In Mexico, kidnapping spirals out of control

The Christian Science MonitorDecember 16, 2008 

CHIHUAHUA CITY, Mexico — In a troubling sign of the growing sophistication and daring of kidnapping gangs in Mexico, gunmen have abducted an American anti-kidnapping expert in the northern state of Coahuila.

Felix Batista, a consultant who's negotiated the release of scores of victims throughout Latin America, was reportedly on business, offering ransom advice in the city of Saltillo, when he was grabbed from the sidewalk outside a restaurant.

Kidnapping has long plagued Mexico. On Monday, the country's human rights office released a report showing that between 2001 and 2008, there were 5,140 reported kidnappings. But up to three of four cases goes unreported, as Mexicans fear that authorities are, at best, unable to solve the problem, and at worst, are part of it.

Those who can afford it often turn to private security. Yet the fact that a foreign kidnapping expert could fall victim is a sign to many Mexicans that security is as elusive as ever today.

Mr. Batista's abduction, which authorities said happened on Dec. 10, comes as officials confirmed the discovery of the body of a daughter of a former sports commissioner who disappeared in September 2007.

Mexicans have responded with outrage to kidnapping and violence that has spiraled out of control as Mexican President Felipe Calderon has dispatched troops and authorities to stem drug-related violence. This year, the number of deaths related to drug violence has doubled from last year, to more than 5,300. Earlier this year, more than 100,000 marched across Mexico City after the abducted teenage son of another wealthy businessman was found dead in the trunk of a car.

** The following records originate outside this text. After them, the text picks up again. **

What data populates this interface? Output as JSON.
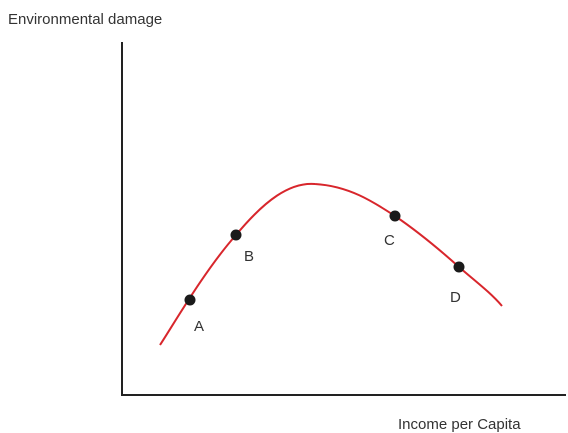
{
  "axes": {
    "y_label": "Environmental damage",
    "x_label": "Income per Capita"
  },
  "points": [
    {
      "label": "A"
    },
    {
      "label": "B"
    },
    {
      "label": "C"
    },
    {
      "label": "D"
    }
  ]
}
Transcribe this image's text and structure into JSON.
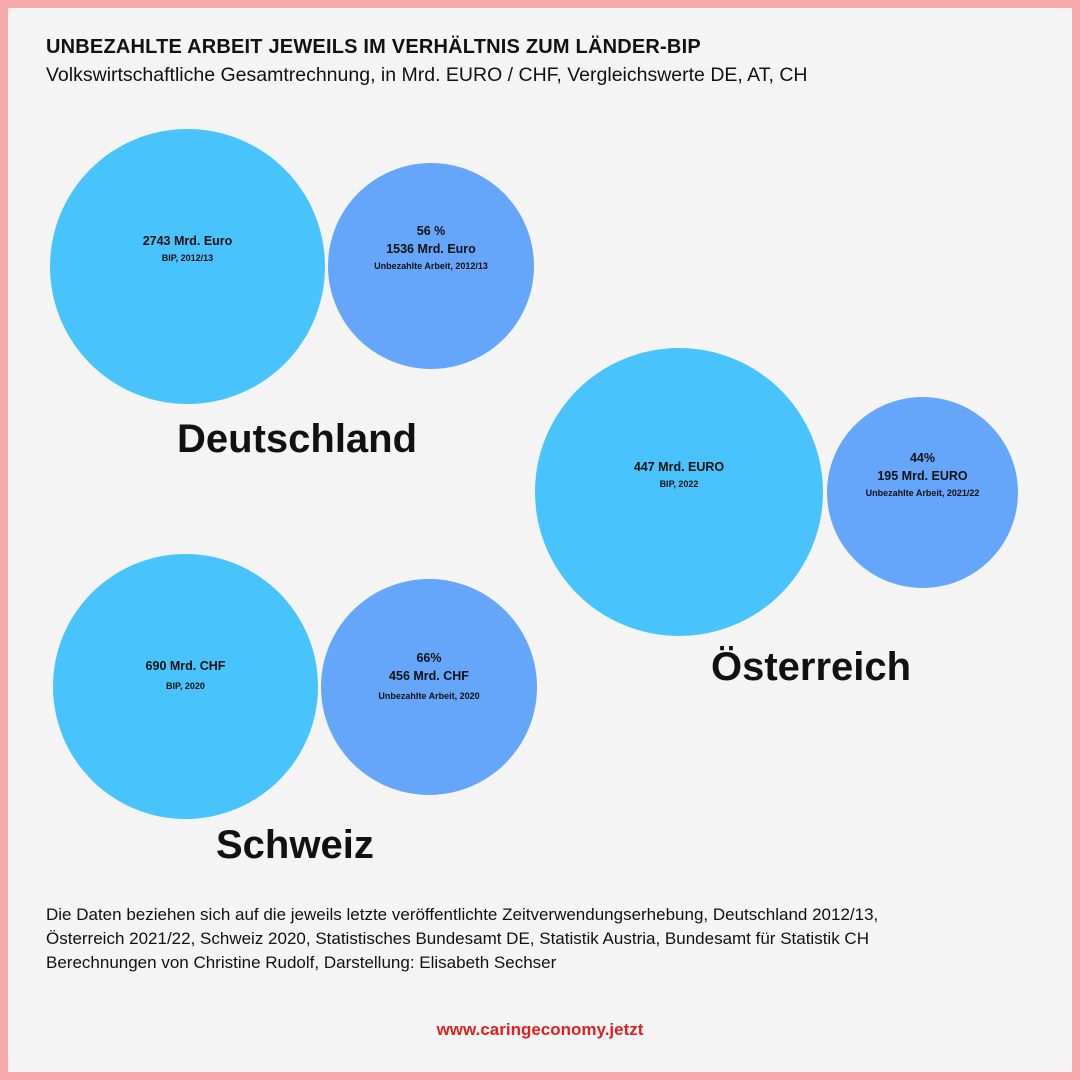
{
  "colors": {
    "frame": "#f7a9ab",
    "background": "#f4f4f4",
    "gdp_bubble": "#48c3fc",
    "unpaid_bubble": "#65a6fa",
    "url": "#e0201f"
  },
  "title": "UNBEZAHLTE ARBEIT JEWEILS IM VERHÄLTNIS ZUM LÄNDER-BIP",
  "subtitle": "Volkswirtschaftliche Gesamtrechnung, in Mrd. EURO / CHF, Vergleichswerte DE, AT, CH",
  "chart_data": {
    "type": "bubble",
    "countries": [
      {
        "name": "Deutschland",
        "currency": "EUR",
        "gdp": {
          "value": 2743,
          "label": "2743 Mrd. Euro",
          "caption": "BIP, 2012/13"
        },
        "unpaid": {
          "value": 1536,
          "percent_label": "56 %",
          "label": "1536 Mrd. Euro",
          "caption": "Unbezahlte Arbeit, 2012/13"
        }
      },
      {
        "name": "Österreich",
        "currency": "EUR",
        "gdp": {
          "value": 447,
          "label": "447 Mrd. EURO",
          "caption": "BIP, 2022"
        },
        "unpaid": {
          "value": 195,
          "percent_label": "44%",
          "label": "195 Mrd. EURO",
          "caption": "Unbezahlte Arbeit, 2021/22"
        }
      },
      {
        "name": "Schweiz",
        "currency": "CHF",
        "gdp": {
          "value": 690,
          "label": "690 Mrd. CHF",
          "caption": "BIP, 2020"
        },
        "unpaid": {
          "value": 456,
          "percent_label": "66%",
          "label": "456 Mrd. CHF",
          "caption": "Unbezahlte Arbeit, 2020"
        }
      }
    ]
  },
  "footnote": {
    "line1": "Die Daten beziehen sich auf die jeweils letzte veröffentlichte Zeitverwendungserhebung, Deutschland 2012/13,",
    "line2": "Österreich 2021/22, Schweiz 2020, Statistisches Bundesamt DE, Statistik Austria, Bundesamt für Statistik CH",
    "line3": "Berechnungen von Christine Rudolf, Darstellung: Elisabeth Sechser"
  },
  "url": "www.caringeconomy.jetzt"
}
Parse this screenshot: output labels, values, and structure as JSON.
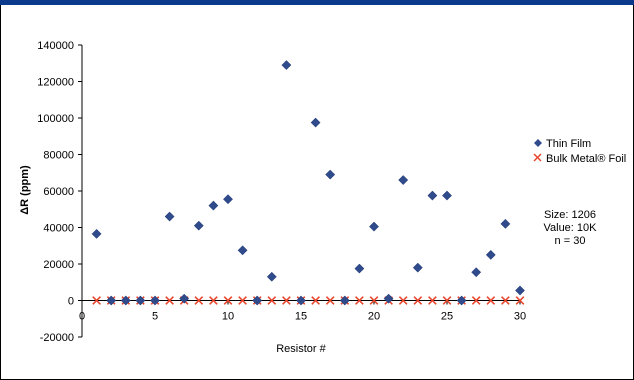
{
  "chart_data": {
    "type": "scatter",
    "xlabel": "Resistor #",
    "ylabel": "ΔR (ppm)",
    "xlim": [
      0,
      30
    ],
    "ylim": [
      -20000,
      140000
    ],
    "x_ticks": [
      "0",
      "5",
      "10",
      "15",
      "20",
      "25",
      "30"
    ],
    "y_ticks": [
      "140000",
      "120000",
      "100000",
      "80000",
      "60000",
      "40000",
      "20000",
      "0",
      "-20000"
    ],
    "grid": false,
    "legend_position": "right",
    "series": [
      {
        "name": "Thin Film",
        "marker": "diamond",
        "color": "#2f4b8c",
        "x": [
          1,
          2,
          3,
          4,
          5,
          6,
          7,
          8,
          9,
          10,
          11,
          12,
          13,
          14,
          15,
          16,
          17,
          18,
          19,
          20,
          21,
          22,
          23,
          24,
          25,
          26,
          27,
          28,
          29,
          30
        ],
        "y": [
          36500,
          0,
          0,
          0,
          0,
          46000,
          1000,
          41000,
          52000,
          55500,
          27500,
          0,
          13000,
          129000,
          0,
          97500,
          69000,
          0,
          17500,
          40500,
          1000,
          66000,
          18000,
          57500,
          57500,
          0,
          15500,
          25000,
          42000,
          5500
        ]
      },
      {
        "name": "Bulk Metal® Foil",
        "marker": "x",
        "color": "#e8472e",
        "x": [
          1,
          2,
          3,
          4,
          5,
          6,
          7,
          8,
          9,
          10,
          11,
          12,
          13,
          14,
          15,
          16,
          17,
          18,
          19,
          20,
          21,
          22,
          23,
          24,
          25,
          26,
          27,
          28,
          29,
          30
        ],
        "y": [
          0,
          0,
          0,
          0,
          0,
          0,
          0,
          0,
          0,
          0,
          0,
          0,
          0,
          0,
          0,
          0,
          0,
          0,
          0,
          0,
          0,
          0,
          0,
          0,
          0,
          0,
          0,
          0,
          0,
          0
        ]
      }
    ],
    "annotations": [
      "Size: 1206",
      "Value: 10K",
      "n = 30"
    ]
  }
}
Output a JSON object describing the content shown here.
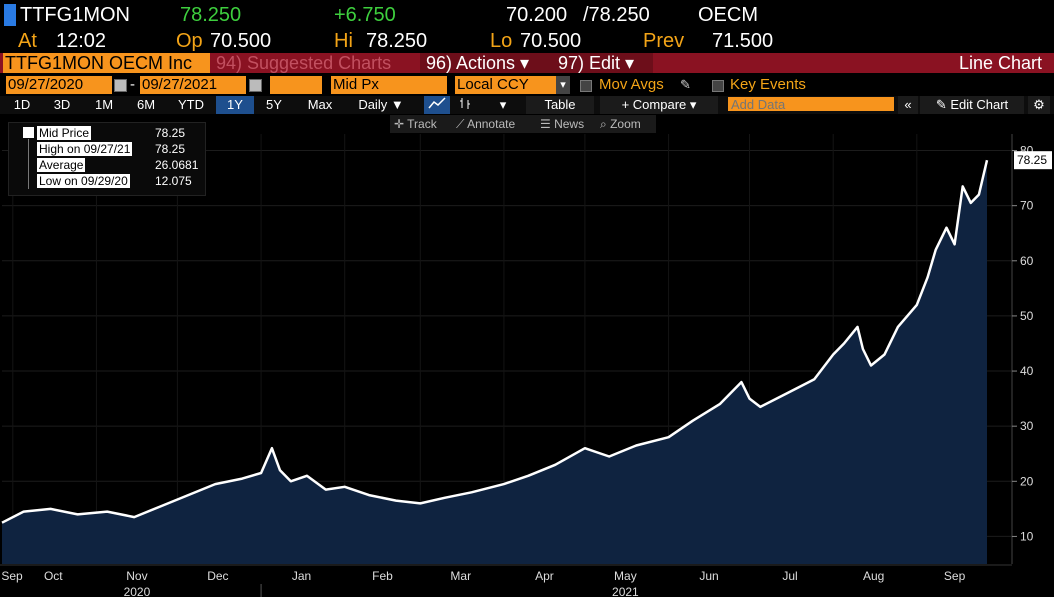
{
  "header": {
    "ticker": "TTFG1MON",
    "last": "78.250",
    "change": "+6.750",
    "bid": "70.200",
    "ask": "/78.250",
    "exchange": "OECM",
    "time_label": "At",
    "time": "12:02",
    "open_label": "Op",
    "open": "70.500",
    "high_label": "Hi",
    "high": "78.250",
    "low_label": "Lo",
    "low": "70.500",
    "prev_label": "Prev",
    "prev": "71.500"
  },
  "menubar": {
    "security": "TTFG1MON OECM Inc",
    "suggested": "94) Suggested Charts",
    "actions": "96) Actions ▾",
    "edit": "97) Edit ▾",
    "title": "Line Chart"
  },
  "settings": {
    "start_date": "09/27/2020",
    "dash": "-",
    "end_date": "09/27/2021",
    "field": "Mid Px",
    "currency": "Local CCY",
    "mov_avgs": "Mov Avgs",
    "key_events": "Key Events"
  },
  "periods": [
    "1D",
    "3D",
    "1M",
    "6M",
    "YTD",
    "1Y",
    "5Y",
    "Max"
  ],
  "frequency": "Daily ▼",
  "toolbar": {
    "table": "Table",
    "compare": "+ Compare ▾",
    "add_data_placeholder": "Add Data",
    "edit_chart": "Edit Chart",
    "track": "Track",
    "annotate": "Annotate",
    "news": "News",
    "zoom": "Zoom"
  },
  "legend": {
    "rows": [
      {
        "label": "Mid Price",
        "value": "78.25"
      },
      {
        "label": "High on 09/27/21",
        "value": "78.25"
      },
      {
        "label": "Average",
        "value": "26.0681"
      },
      {
        "label": "Low on 09/29/20",
        "value": "12.075"
      }
    ]
  },
  "colors": {
    "amber": "#f3a417",
    "positive": "#3ecf3e",
    "menubar": "#8a1222",
    "area_fill": "#0f2340",
    "line": "#ffffff"
  },
  "chart_data": {
    "type": "area",
    "y_ticks": [
      10,
      20,
      30,
      40,
      50,
      60,
      70,
      80
    ],
    "ylim": [
      5,
      83
    ],
    "last_value_label": "78.25",
    "x_tick_labels": [
      "Sep",
      "Oct",
      "Nov",
      "Dec",
      "Jan",
      "Feb",
      "Mar",
      "Apr",
      "May",
      "Jun",
      "Jul",
      "Aug",
      "Sep"
    ],
    "year_labels": [
      "2020",
      "2021"
    ],
    "x_range": [
      "2020-09-27",
      "2021-09-27"
    ],
    "series": [
      {
        "dates": [
          "2020-09-27",
          "2020-10-05",
          "2020-10-15",
          "2020-10-25",
          "2020-11-05",
          "2020-11-15",
          "2020-11-25",
          "2020-12-05",
          "2020-12-15",
          "2020-12-25",
          "2021-01-01",
          "2021-01-05",
          "2021-01-08",
          "2021-01-12",
          "2021-01-18",
          "2021-01-25",
          "2021-02-01",
          "2021-02-10",
          "2021-02-20",
          "2021-03-01",
          "2021-03-10",
          "2021-03-20",
          "2021-04-01",
          "2021-04-10",
          "2021-04-20",
          "2021-05-01",
          "2021-05-10",
          "2021-05-20",
          "2021-06-01",
          "2021-06-10",
          "2021-06-20",
          "2021-06-28",
          "2021-07-01",
          "2021-07-05",
          "2021-07-15",
          "2021-07-25",
          "2021-08-01",
          "2021-08-05",
          "2021-08-10",
          "2021-08-12",
          "2021-08-15",
          "2021-08-20",
          "2021-08-25",
          "2021-09-01",
          "2021-09-05",
          "2021-09-08",
          "2021-09-12",
          "2021-09-15",
          "2021-09-18",
          "2021-09-21",
          "2021-09-24",
          "2021-09-27"
        ],
        "values": [
          12.5,
          14.5,
          15.0,
          14.0,
          14.5,
          13.5,
          15.5,
          17.5,
          19.5,
          20.5,
          21.5,
          26.0,
          22.0,
          20.0,
          21.0,
          18.5,
          19.0,
          17.5,
          16.5,
          16.0,
          17.0,
          18.0,
          19.5,
          21.0,
          23.0,
          26.0,
          24.5,
          26.5,
          28.0,
          31.0,
          34.0,
          38.0,
          35.0,
          33.5,
          36.0,
          38.5,
          43.0,
          45.0,
          48.0,
          44.0,
          41.0,
          43.0,
          48.0,
          52.0,
          57.0,
          62.0,
          66.0,
          63.0,
          73.5,
          70.5,
          72.0,
          78.25
        ]
      }
    ]
  }
}
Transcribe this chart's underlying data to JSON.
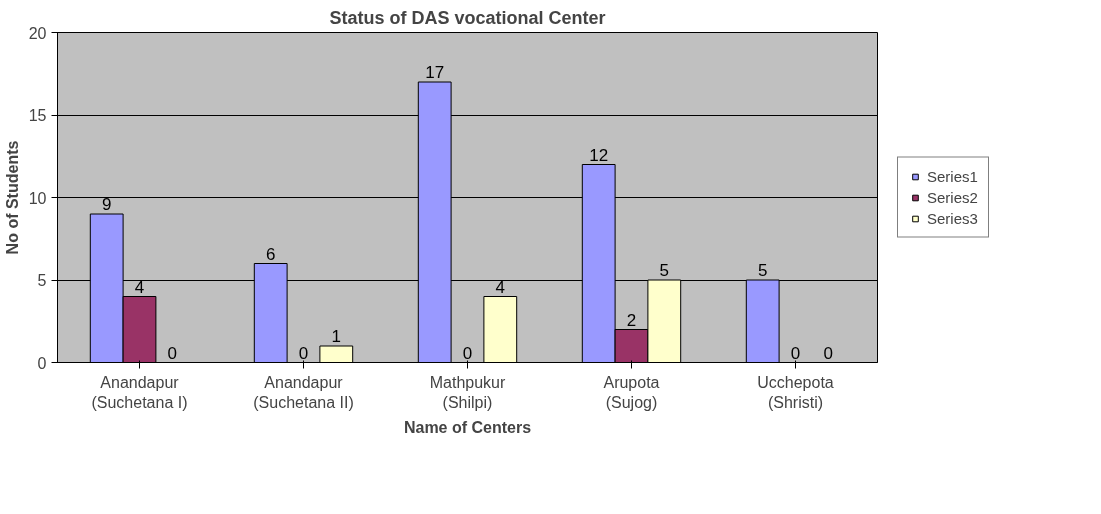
{
  "chart_data": {
    "type": "bar",
    "title": "Status of DAS vocational Center",
    "xlabel": "Name of Centers",
    "ylabel": "No of Students",
    "categories": [
      "Anandapur\n(Suchetana I)",
      "Anandapur\n(Suchetana II)",
      "Mathpukur\n(Shilpi)",
      "Arupota\n(Sujog)",
      "Ucchepota\n(Shristi)"
    ],
    "series": [
      {
        "name": "Series1",
        "color": "#9999ff",
        "values": [
          9,
          6,
          17,
          12,
          5
        ]
      },
      {
        "name": "Series2",
        "color": "#993366",
        "values": [
          4,
          0,
          0,
          2,
          0
        ]
      },
      {
        "name": "Series3",
        "color": "#ffffcc",
        "values": [
          0,
          1,
          4,
          5,
          0
        ]
      }
    ],
    "ylim": [
      0,
      20
    ],
    "yticks": [
      0,
      5,
      10,
      15,
      20
    ],
    "grid": "y",
    "legend": "right",
    "data_labels": true
  }
}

Crime is the top concern of Mexicans. In a survey earlier this year by the polling firm Buendia & Laredo, 80 percent of respondents said they consider crime "very serious," up from 60 percent two years ago. A plurality also said that Mexico is losing the battle against drug-related violence.

Some politicians have responded by calling to reinstate the death penalty for kidnappers who kill their abductees. Earlier this year, Mr. Calderon held a meeting with governors to release a plan to stem kidnapping, including special prisons for kidnappers and rooting out police who collude with them.

Many security experts, however, do not see an overall strategy.

"It's mostly reactive to the pressures from the business community and families whose kids have been abducted," says Edgardo Buscaglia, a visiting professor of law and economics at the Mexico Autonomous Institute of Technology. "It's not part of an overall protocol to make sure you prevent corruption within the police."

In a separate report released Monday, the U.S. Justice Department said that Mexican traffickers, partnering with smuggling groups and networks in the U.S., have become the country's biggest organized crime menace.

"Mexican drug-trafficking organizations represent the greatest organized crime threat to the United States," says the report. "The influence of Mexican drug-trafficking organizations over domestic drug trafficking is unrivaled."